Embodying King Lear is octogenarian Glenda Jackson, fresh from her recent Edward Albee’s Three Tall Women revival comeback after two decades of acting hiatus. Her towering frame suited up as a monarch, she is the right fit for an imposing demented king, his voice thundering against wind and sky as if screaming at nature would delay his impending infirmity.
The four-centuries-old William Shakespeare tale begins with the aging and retiring King Lear splitting his kingdom between his three daughters based on their declaration of love for him. The first two daughters, Goneril and Regan, feed him flattery to accept their share of his land. The third, Cordelia, calls out the pretense, which enrages the king into disowning her. This decision proves regrettable when he settles with his remaining daughters and his behavior provokes them to kick him out—then scheme against him. Meanwhile, the Earl’s illegitimate son, Edmund, has framed his half-brother, Edgar, so Edmund can inherit the Earl title. There are few moral players, like Cordelia and the beguiled Edgar, but there are no sides to take in this Shakespearian world. We can only bear witness to the mayhem.
As you would expect in Shakespeare’s universe, the entanglements are SNAFU. King Lear is the ideal material for a Trumpian tale, a drama riddled with power plays, falsehoods, and waning sanity. Under Sam Gold’s electrifying direction, this particular interpretation has a ball with lampooning the narcissism of regal brains, who are offended by the loss of power more so than the loss of loved ones. However, the execution is rather mixed in this confounding production, relying on its cast to compel its audience.
The deliberate design and directorial extremes don’t always hit bullseye. The gilded gold chamber backdrop illuminates the artifice of the ruling class with Trumpian shade but its static presence exhausts itself. The Fool flashing his stripe-and-stars socks during a monologue is a tad over-punctuated, as if “haha, look, we’re reflecting Trump America in this story.” I don’t oppose the decision to stage Shakespeare’s nature scenes before man-made backdrops but the choice mutes the nature scene of its, well, nature. During the stormy scenes, actors thrash against steel-sheeted walls, an uncanny effect that drowned its drama in noise. A string quartet, with music by Philip Glass, accompanies the action and dialogue but their presence cloys rather than compliment.
The A-list cast around Jackson is rock-solid. Gush about Jackson’s classiness as much as I can, Ruth Wilson also deserved her Tony nod in her inspired doubling as Cordelia and the Fool—adding dimensions to the line “my poor fool is hanged.” With sardonic Chaplin-esque mannerisms and cockney snark, Wilson is the only character who can siphon Jackson’s kingly power as the Fool, the only soul allowed to get away with deprecating the King. The world is populated with other standouts. Pedro Pascal revels as the villainous Edmund with “let me be evil” resentment, only to find himself overwhelmed in the middle of his ladder-climbing. Pascal works well against Sean Carvajal’s good-natured Edgar. Russell Harvard is the Duke of Cromwell, ferociously hand-signing with petulance and rage. Jayne Houdyshell as Earl of Gloucester gives an uncritical pomposity that mirrors Lear’s shortsightedness. Elizabeth Marvel as Goneril and Aisling O’Sullivan as Regan are muhahaha-fun as two scheming royal sisters, whose vendetta against their father stems not just from ambition but from familial disgruntlement.
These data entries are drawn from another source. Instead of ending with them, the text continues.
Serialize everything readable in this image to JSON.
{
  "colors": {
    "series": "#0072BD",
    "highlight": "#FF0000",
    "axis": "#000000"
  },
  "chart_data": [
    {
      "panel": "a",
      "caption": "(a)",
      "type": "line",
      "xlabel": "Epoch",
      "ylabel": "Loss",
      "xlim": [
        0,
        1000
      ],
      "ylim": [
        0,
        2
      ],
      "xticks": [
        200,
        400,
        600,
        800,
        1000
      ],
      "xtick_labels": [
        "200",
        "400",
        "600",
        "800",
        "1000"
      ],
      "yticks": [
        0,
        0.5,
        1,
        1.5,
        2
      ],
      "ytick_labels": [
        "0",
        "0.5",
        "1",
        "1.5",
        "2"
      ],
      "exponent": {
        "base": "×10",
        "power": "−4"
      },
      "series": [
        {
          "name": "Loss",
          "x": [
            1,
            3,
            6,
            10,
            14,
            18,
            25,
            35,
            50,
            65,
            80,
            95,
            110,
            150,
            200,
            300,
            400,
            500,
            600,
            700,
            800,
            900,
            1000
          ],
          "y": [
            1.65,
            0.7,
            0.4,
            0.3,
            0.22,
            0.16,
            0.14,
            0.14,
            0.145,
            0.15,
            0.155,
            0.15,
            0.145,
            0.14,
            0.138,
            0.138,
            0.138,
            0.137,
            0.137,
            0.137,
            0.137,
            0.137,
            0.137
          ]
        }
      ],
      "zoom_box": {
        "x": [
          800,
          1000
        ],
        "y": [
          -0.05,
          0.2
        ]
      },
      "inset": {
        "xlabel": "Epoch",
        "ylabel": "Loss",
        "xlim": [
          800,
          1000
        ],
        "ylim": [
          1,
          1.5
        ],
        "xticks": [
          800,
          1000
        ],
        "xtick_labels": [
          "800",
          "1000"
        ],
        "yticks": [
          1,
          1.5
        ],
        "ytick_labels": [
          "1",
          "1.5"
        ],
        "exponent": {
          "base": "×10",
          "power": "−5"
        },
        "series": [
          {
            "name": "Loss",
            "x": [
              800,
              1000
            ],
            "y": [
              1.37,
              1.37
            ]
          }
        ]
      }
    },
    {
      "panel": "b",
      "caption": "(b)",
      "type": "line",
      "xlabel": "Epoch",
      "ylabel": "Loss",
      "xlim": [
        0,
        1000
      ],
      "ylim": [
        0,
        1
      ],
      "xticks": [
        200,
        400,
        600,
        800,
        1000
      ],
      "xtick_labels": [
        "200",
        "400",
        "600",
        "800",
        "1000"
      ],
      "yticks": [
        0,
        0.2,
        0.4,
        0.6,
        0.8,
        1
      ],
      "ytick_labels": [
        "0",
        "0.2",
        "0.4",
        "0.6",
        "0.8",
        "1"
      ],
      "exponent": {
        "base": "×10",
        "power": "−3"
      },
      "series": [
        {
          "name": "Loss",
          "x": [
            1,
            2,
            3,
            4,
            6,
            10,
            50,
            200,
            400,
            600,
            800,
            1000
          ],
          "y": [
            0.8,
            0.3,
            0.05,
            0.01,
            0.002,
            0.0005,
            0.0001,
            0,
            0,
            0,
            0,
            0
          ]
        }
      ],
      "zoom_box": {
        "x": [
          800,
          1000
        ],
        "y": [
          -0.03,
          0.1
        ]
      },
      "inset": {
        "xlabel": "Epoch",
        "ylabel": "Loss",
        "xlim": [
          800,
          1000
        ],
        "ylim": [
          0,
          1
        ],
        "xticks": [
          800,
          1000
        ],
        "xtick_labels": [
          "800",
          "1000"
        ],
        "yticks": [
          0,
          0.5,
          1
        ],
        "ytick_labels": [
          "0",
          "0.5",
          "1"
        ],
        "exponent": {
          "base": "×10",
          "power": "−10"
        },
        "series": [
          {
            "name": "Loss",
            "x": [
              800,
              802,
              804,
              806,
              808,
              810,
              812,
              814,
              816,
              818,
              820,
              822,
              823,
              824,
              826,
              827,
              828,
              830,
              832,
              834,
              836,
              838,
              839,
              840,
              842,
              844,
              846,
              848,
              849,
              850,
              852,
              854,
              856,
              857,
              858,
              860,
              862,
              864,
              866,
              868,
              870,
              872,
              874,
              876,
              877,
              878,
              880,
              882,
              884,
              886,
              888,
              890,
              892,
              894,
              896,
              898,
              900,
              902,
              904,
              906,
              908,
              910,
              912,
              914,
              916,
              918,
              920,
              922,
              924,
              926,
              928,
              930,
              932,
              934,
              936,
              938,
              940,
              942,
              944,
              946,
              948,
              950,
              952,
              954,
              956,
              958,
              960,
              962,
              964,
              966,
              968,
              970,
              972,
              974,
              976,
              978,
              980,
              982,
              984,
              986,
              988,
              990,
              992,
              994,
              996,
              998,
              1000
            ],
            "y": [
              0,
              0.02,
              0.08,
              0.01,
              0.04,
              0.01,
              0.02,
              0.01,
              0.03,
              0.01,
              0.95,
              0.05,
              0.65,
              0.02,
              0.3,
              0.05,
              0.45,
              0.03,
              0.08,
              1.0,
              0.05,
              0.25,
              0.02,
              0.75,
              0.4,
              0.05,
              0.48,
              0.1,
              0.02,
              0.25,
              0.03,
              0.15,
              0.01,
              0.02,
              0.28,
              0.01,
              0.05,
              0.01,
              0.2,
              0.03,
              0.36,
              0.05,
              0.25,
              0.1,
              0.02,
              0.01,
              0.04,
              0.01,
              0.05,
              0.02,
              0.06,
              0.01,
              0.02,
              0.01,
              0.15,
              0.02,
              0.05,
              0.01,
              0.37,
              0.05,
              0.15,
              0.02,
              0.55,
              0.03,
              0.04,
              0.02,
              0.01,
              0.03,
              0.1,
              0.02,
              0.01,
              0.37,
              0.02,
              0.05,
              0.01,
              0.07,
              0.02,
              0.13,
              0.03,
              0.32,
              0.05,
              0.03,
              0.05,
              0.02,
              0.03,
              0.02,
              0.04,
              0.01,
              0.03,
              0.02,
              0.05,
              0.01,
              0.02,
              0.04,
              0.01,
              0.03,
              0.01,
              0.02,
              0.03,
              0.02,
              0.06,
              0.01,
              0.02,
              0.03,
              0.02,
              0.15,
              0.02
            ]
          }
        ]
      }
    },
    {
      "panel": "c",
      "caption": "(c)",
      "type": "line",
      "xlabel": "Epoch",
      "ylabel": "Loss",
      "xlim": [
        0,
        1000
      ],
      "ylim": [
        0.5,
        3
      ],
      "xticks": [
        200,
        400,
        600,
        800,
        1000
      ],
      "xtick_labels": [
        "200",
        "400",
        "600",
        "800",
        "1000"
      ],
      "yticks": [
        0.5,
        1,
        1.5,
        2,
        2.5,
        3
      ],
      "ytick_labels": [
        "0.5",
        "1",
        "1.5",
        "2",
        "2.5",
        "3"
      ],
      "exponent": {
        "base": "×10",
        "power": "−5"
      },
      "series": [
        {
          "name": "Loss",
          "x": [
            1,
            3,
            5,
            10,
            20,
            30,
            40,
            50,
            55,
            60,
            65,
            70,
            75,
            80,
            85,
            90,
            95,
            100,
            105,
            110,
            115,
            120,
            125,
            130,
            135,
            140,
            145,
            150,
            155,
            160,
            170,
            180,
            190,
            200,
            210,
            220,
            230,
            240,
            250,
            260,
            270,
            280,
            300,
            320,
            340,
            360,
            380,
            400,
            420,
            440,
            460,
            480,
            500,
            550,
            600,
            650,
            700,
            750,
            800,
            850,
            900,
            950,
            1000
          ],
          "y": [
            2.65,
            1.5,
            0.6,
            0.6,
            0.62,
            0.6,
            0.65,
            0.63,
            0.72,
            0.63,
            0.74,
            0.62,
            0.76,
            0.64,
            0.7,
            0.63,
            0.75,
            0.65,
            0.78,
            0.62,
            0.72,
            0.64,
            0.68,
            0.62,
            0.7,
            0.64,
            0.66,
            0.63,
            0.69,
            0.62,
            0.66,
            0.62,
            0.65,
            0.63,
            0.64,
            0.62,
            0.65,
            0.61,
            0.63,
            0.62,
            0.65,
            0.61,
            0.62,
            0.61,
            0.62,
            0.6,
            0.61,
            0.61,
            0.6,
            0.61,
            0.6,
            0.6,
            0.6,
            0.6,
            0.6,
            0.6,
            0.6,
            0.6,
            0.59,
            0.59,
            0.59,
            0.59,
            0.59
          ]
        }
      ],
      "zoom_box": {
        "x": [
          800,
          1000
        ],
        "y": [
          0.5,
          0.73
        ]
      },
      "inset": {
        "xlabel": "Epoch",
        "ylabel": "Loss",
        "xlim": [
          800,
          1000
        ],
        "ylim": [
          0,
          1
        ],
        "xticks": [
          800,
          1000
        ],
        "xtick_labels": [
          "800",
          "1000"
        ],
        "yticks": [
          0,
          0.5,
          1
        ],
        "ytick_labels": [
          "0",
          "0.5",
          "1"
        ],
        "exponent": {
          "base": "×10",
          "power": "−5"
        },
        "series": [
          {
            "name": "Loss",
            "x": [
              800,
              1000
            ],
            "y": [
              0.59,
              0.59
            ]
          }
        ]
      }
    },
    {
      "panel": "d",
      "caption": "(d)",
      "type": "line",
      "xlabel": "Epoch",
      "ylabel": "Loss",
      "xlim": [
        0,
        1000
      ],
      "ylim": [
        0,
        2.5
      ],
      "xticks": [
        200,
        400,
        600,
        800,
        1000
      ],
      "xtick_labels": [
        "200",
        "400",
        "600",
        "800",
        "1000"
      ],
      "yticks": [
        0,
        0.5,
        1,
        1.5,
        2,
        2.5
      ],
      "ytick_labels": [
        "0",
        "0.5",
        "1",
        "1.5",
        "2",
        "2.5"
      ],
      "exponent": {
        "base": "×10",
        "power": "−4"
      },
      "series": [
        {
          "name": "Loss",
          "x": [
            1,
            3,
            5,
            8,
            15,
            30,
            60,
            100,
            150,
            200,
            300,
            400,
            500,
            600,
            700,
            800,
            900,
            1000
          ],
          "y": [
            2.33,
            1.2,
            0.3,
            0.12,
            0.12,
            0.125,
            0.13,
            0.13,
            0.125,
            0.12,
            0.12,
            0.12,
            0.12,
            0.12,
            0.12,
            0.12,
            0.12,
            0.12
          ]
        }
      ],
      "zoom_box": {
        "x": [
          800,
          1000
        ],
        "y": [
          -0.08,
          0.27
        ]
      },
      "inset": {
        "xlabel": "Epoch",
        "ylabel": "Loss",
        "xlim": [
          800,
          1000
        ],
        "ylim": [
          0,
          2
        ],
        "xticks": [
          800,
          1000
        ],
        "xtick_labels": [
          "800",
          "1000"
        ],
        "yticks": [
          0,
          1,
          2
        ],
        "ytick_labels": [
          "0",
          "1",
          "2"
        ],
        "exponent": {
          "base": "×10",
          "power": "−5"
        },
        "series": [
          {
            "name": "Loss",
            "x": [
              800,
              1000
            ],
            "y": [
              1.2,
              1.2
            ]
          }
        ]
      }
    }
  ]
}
Despite the stellar cast, sometimes their acting choices don’t always collaborate. Intentions often become lost in the labyrinth of directions. Am I supposed to mourn for Cordelia with King Lear? Do I feel warm for King Lear by the time he’s reunited with his loyal child? Am I supposed to allow pity for those royal sisters overthrowing their father? Am I supposed to pity King Lear or feel repelled by his madness? With a running time of three hours and a half, King Lear never slogs, entrancing you into the action. But this production is a pile of puzzle pieces desperate to complete an unfinished picture, muddled for muddled sake. In the end, King Lear with Glenda Jackson confounds as much as it compels.